Legislation has been introduced to make Arkansas coverage the worst in the country — only 12 weeks. This for businesses that just got $160 million in federal COVID relief money for the unemployment trust so they could avoid a $10 annual increase in the unemployment tax.


The bill (by Republicans McCollum, Hester, Gilmore and Irvin) is on a committee agenda today. Arkansas Advocates for Children and Families is doing all it can to sound the alarm.

HB 1676 would reduce the length of unemployment benefits, currently 16 weeks, to only 12 weeks in certain circumstances. At 16 weeks, Arkansas’s unemployment benefits are already available for less time than every other state but Alabama. These benefits are only available to those who are jobless through no fault of their own, and help workers keep a roof over their head and keep the bills paid while they look for work. But it also has the additional benefit of stimulating the economy when times are tough.

When economic growth sputters, research shows places with more generous unemployment benefits feel less of the negative impacts. That’s because families who receive unemployment benefits can spend that money at businesses, which can then pay their employees, stimulating the local economy.

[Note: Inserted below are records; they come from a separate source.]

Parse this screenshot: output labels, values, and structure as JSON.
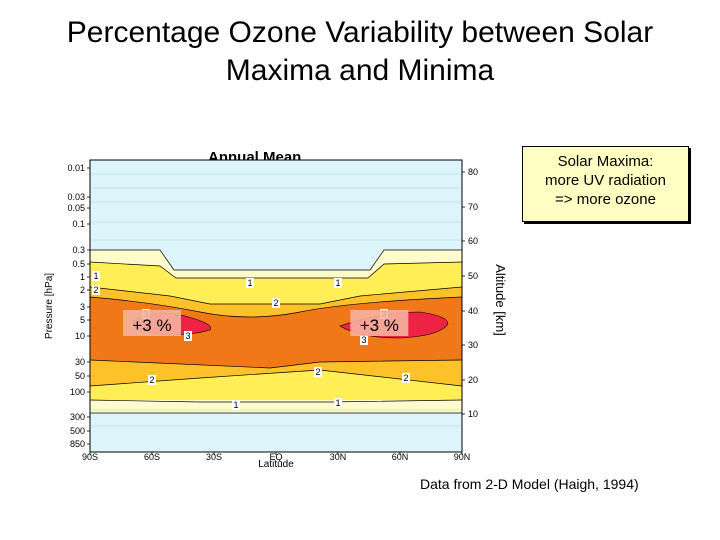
{
  "slide": {
    "title_lines": [
      "Percentage Ozone Variability between Solar",
      "Maxima and Minima"
    ],
    "credit": "Data from 2-D Model (Haigh, 1994)"
  },
  "note": {
    "lines": [
      "Solar Maxima:",
      "more UV radiation",
      "=> more ozone"
    ]
  },
  "chart_data": {
    "type": "heatmap",
    "title": "Annual Mean",
    "xlabel": "Latitude",
    "ylabel": "Pressure [hPa]",
    "y2label": "Altitude [km]",
    "x_ticks": [
      "90S",
      "60S",
      "30S",
      "EQ",
      "30N",
      "60N",
      "90N"
    ],
    "xlim": [
      -90,
      90
    ],
    "y_ticks": [
      "0.01",
      "0.03",
      "0.05",
      "0.1",
      "0.3",
      "0.5",
      "1",
      "2",
      "3",
      "5",
      "10",
      "30",
      "50",
      "100",
      "300",
      "500",
      "850"
    ],
    "y2_ticks": [
      "80",
      "70",
      "60",
      "50",
      "40",
      "30",
      "20",
      "10"
    ],
    "contour_levels": [
      1,
      2,
      3
    ],
    "contour_labels": [
      "1",
      "1",
      "1",
      "1",
      "1",
      "2",
      "2",
      "2",
      "2",
      "2",
      "3",
      "3",
      "3",
      "3"
    ],
    "annotations": [
      {
        "text": "+3 %",
        "lat": -60,
        "pressure_hPa": 5
      },
      {
        "text": "+3 %",
        "lat": 50,
        "pressure_hPa": 5
      }
    ],
    "colors": {
      "band_lt1": "#fffccc",
      "band_1_2": "#ffee55",
      "band_2_3": "#fdc22a",
      "band_gt3": "#f07818",
      "peak": "#ee2244",
      "outer": "#ddf4fb"
    }
  }
}
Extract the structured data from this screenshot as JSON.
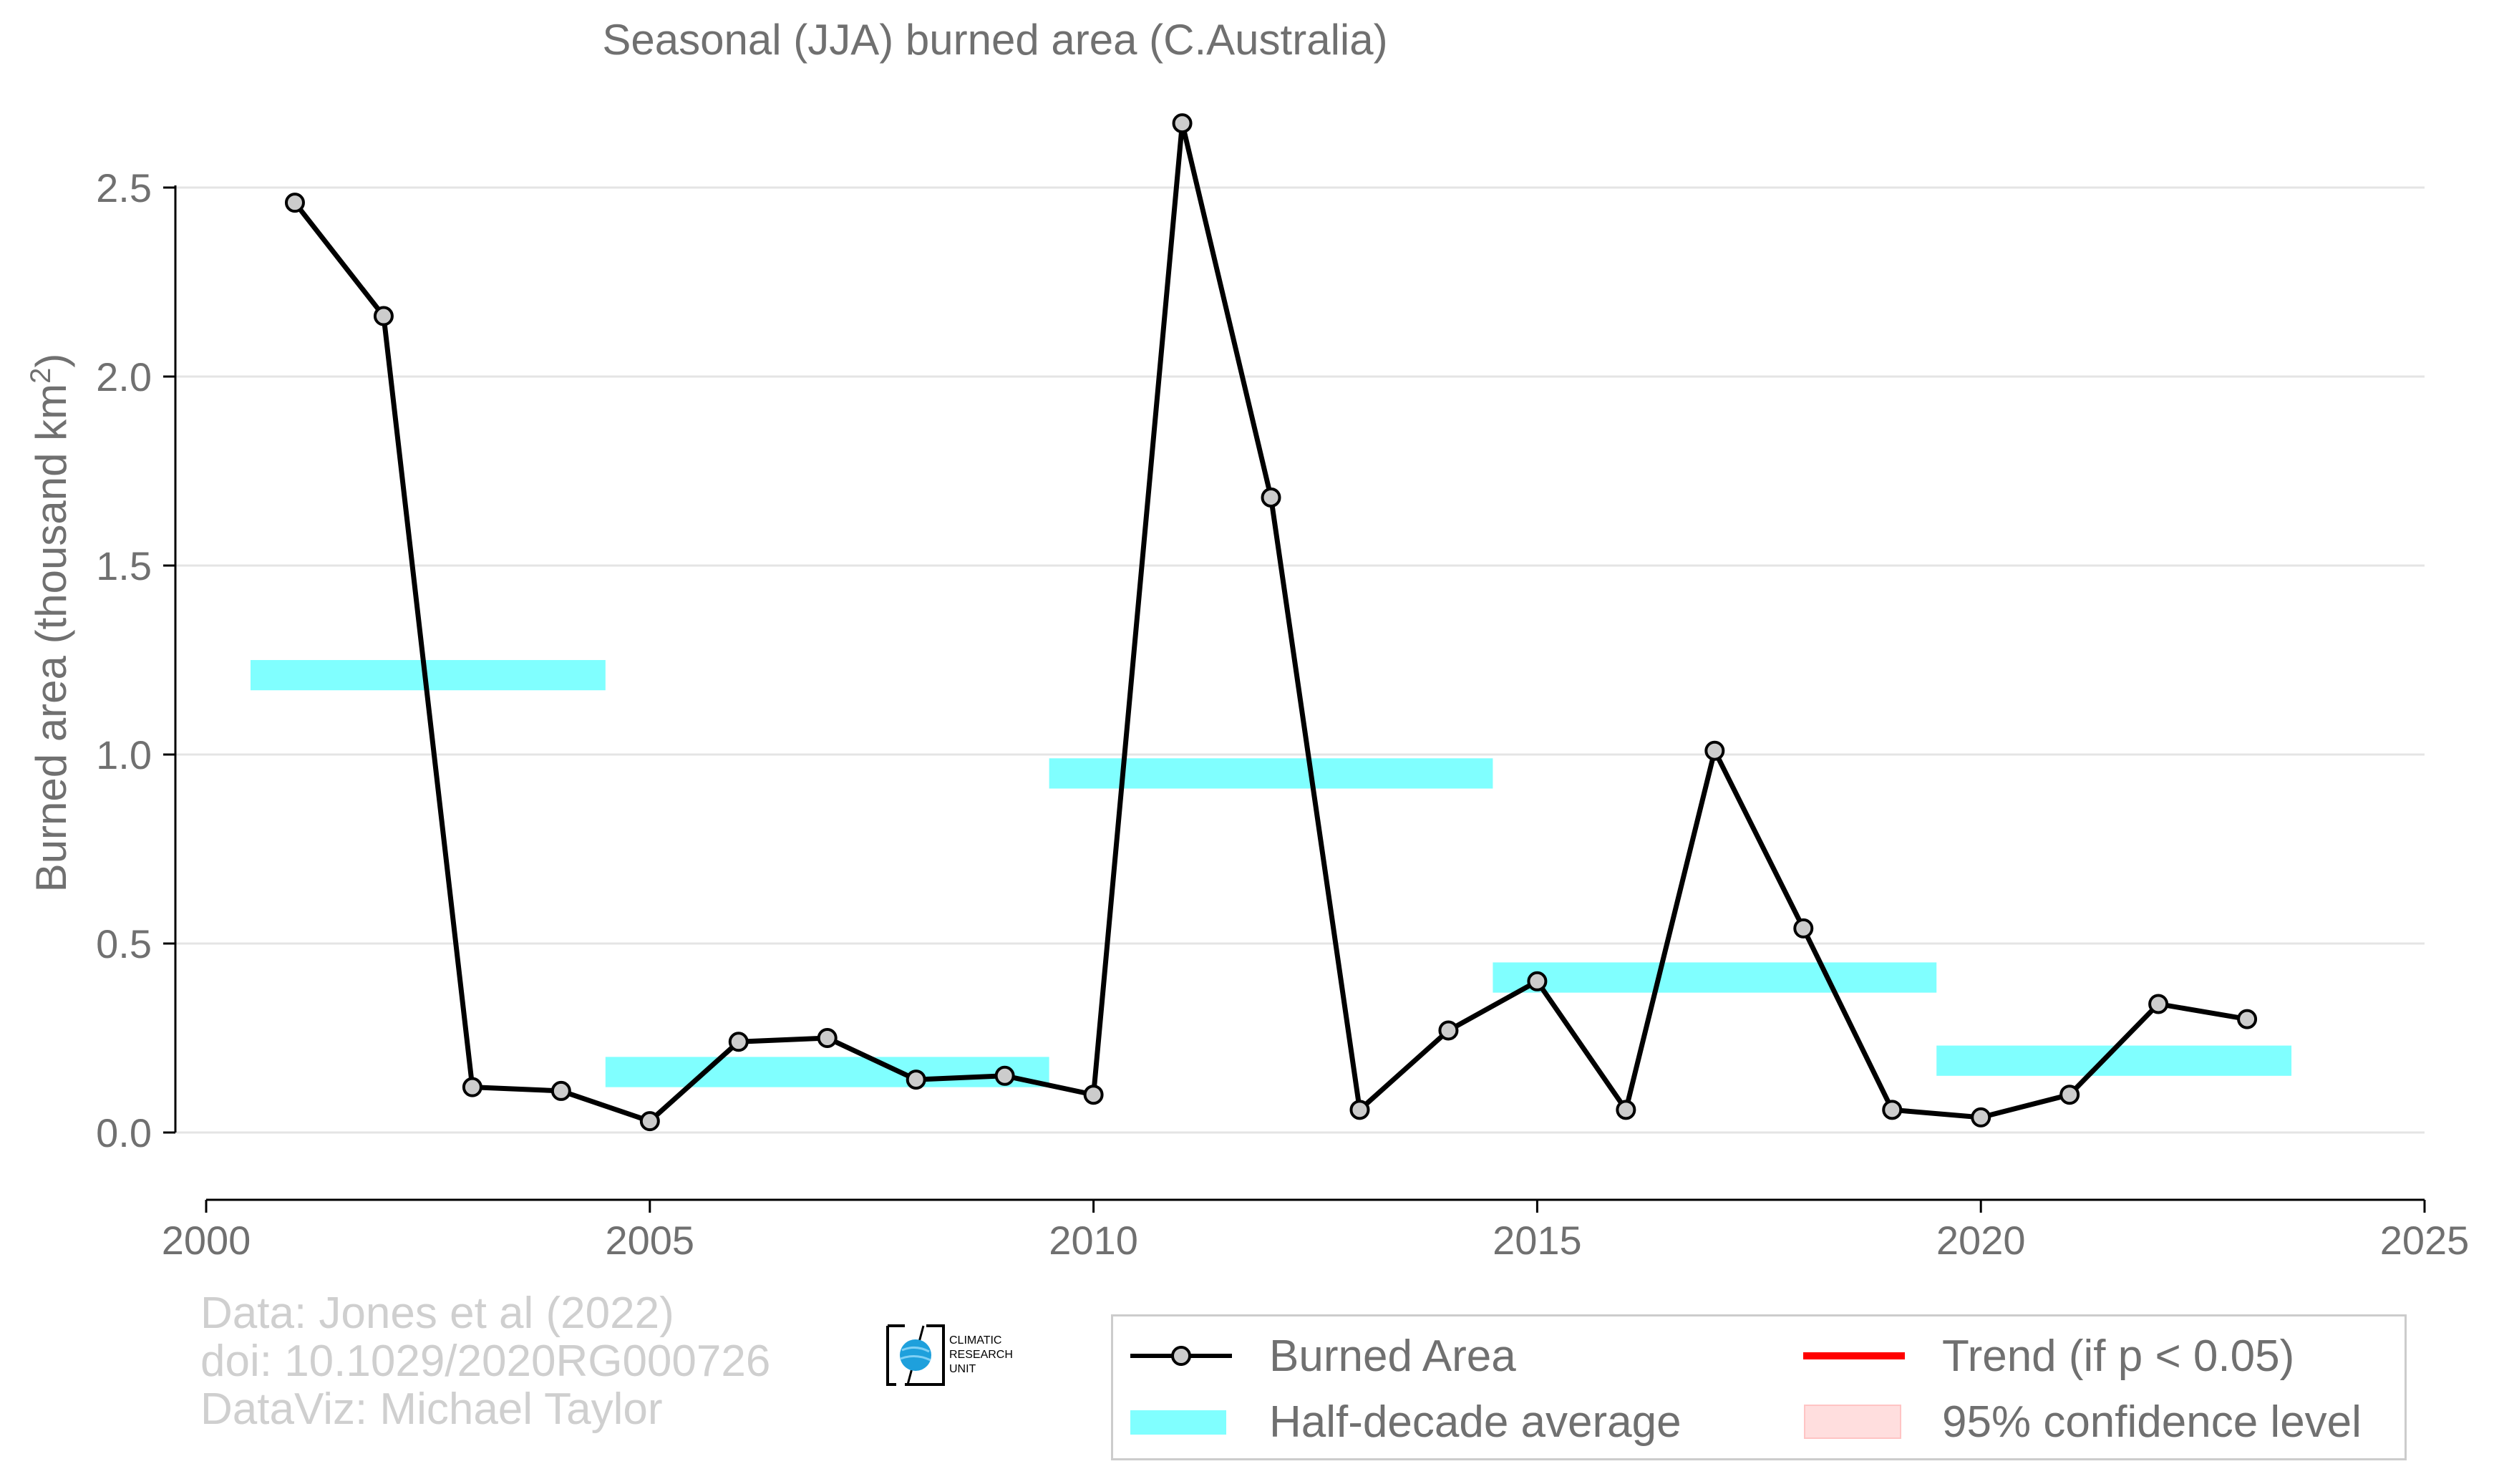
{
  "chart_data": {
    "type": "line",
    "title": "Seasonal (JJA) burned area (C.Australia)",
    "ylabel": "Burned area (thousand km",
    "ylabel_sup": "2",
    "ylabel_close": ")",
    "xlim": [
      2000,
      2025
    ],
    "ylim": [
      -0.18,
      2.8
    ],
    "x_ticks": [
      2000,
      2005,
      2010,
      2015,
      2020,
      2025
    ],
    "x_tick_labels": [
      "2000",
      "2005",
      "2010",
      "2015",
      "2020",
      "2025"
    ],
    "y_ticks": [
      0,
      0.5,
      1,
      1.5,
      2,
      2.5
    ],
    "y_tick_labels": [
      "0.0",
      "0.5",
      "1.0",
      "1.5",
      "2.0",
      "2.5"
    ],
    "grid": "horizontal",
    "series": [
      {
        "name": "Burned Area",
        "color": "#000000",
        "marker_fill": "#cccccc",
        "x": [
          2001,
          2002,
          2003,
          2004,
          2005,
          2006,
          2007,
          2008,
          2009,
          2010,
          2011,
          2012,
          2013,
          2014,
          2015,
          2016,
          2017,
          2018,
          2019,
          2020,
          2021,
          2022,
          2023
        ],
        "y": [
          2.46,
          2.16,
          0.12,
          0.11,
          0.03,
          0.24,
          0.25,
          0.14,
          0.15,
          0.1,
          2.67,
          1.68,
          0.06,
          0.27,
          0.4,
          0.06,
          1.01,
          0.54,
          0.06,
          0.04,
          0.1,
          0.34,
          0.3
        ]
      }
    ],
    "half_decade_average": {
      "name": "Half-decade average",
      "color": "#80ffff",
      "bars": [
        {
          "x0": 2000.5,
          "x1": 2004.5,
          "y": 1.21
        },
        {
          "x0": 2004.5,
          "x1": 2009.5,
          "y": 0.16
        },
        {
          "x0": 2009.5,
          "x1": 2014.5,
          "y": 0.95
        },
        {
          "x0": 2014.5,
          "x1": 2019.5,
          "y": 0.41
        },
        {
          "x0": 2019.5,
          "x1": 2023.5,
          "y": 0.19
        }
      ]
    },
    "legend": {
      "position": "bottom-right",
      "items": [
        {
          "label": "Burned Area",
          "kind": "line-marker",
          "color": "#000000"
        },
        {
          "label": "Trend (if p < 0.05)",
          "kind": "line",
          "color": "#ff0000"
        },
        {
          "label": "Half-decade average",
          "kind": "band",
          "color": "#80ffff"
        },
        {
          "label": "95% confidence level",
          "kind": "patch",
          "color": "#ffdede"
        }
      ]
    }
  },
  "credits": {
    "line1": "Data: Jones et al (2022)",
    "line2": "doi: 10.1029/2020RG000726",
    "line3": "DataViz: Michael Taylor"
  },
  "logo": {
    "line1": "CLIMATIC",
    "line2": "RESEARCH",
    "line3": "UNIT"
  }
}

Reducing the length of unemployment benefits based on arbitrary cutoffs doesn’t make economic sense. Despite having an unemployment rate under 5.5 percent, Arkansas has yet to recover to pre-COVID levels of employment. But this bill would reduce the length of unemployment benefits available to workers before some of them are even eligible for the COVID vaccine. So many families in Arkansas are still struggling to feed their families and pay their bills because of the ongoing economic downturn. Shortening UI further will just make the next recession even harder to endure for struggling Arkansas families.

Concerns that generous unemployment benefits reduce work effort are overstated. The Federal Reserve analyzed this issue in relation to the enhanced unemployment benefits passed at the federal level last year and concluded:

“These findings suggest that the primary impact of the UI supplement was to provide the income needed for households to make essential purchases and payments, thereby helping to sustain overall economic activity and employment. This is consistent with the conventional “automatic stabilizer” or stimulus role of UI payments… our complete analysis provides consistent evidence that the $600 supplement did not make people less willing to search for work.”

Any disincentive effect is totally overwhelmed by the ability of families to keep the lights on, feed their families, and keep a roof over their heads. That consumption helps keep utilities, retailers, restaurants and realtors in business. In fact, a more nuanced look at unemployment benefits and job search activities shows that more generous benefits lead to better employment outcomes, particularly in the long term. Arkansas policymakers should be looking for ways to do more to support families who are struggling rather than taking away a vital lifeline.

Noted: Given the efficiency of Bonus Baby Mike Preston’s Workforce Services Division, it’s hard as hell to get paid benefits you ARE entitled to in Arkansas.


UPDATE: The bill was skipped over in committee today. Maybe they didn’t want to take it up the same day as another bill to make it harder to get food stamps. Needed at the legislature: Beatitudes brushup.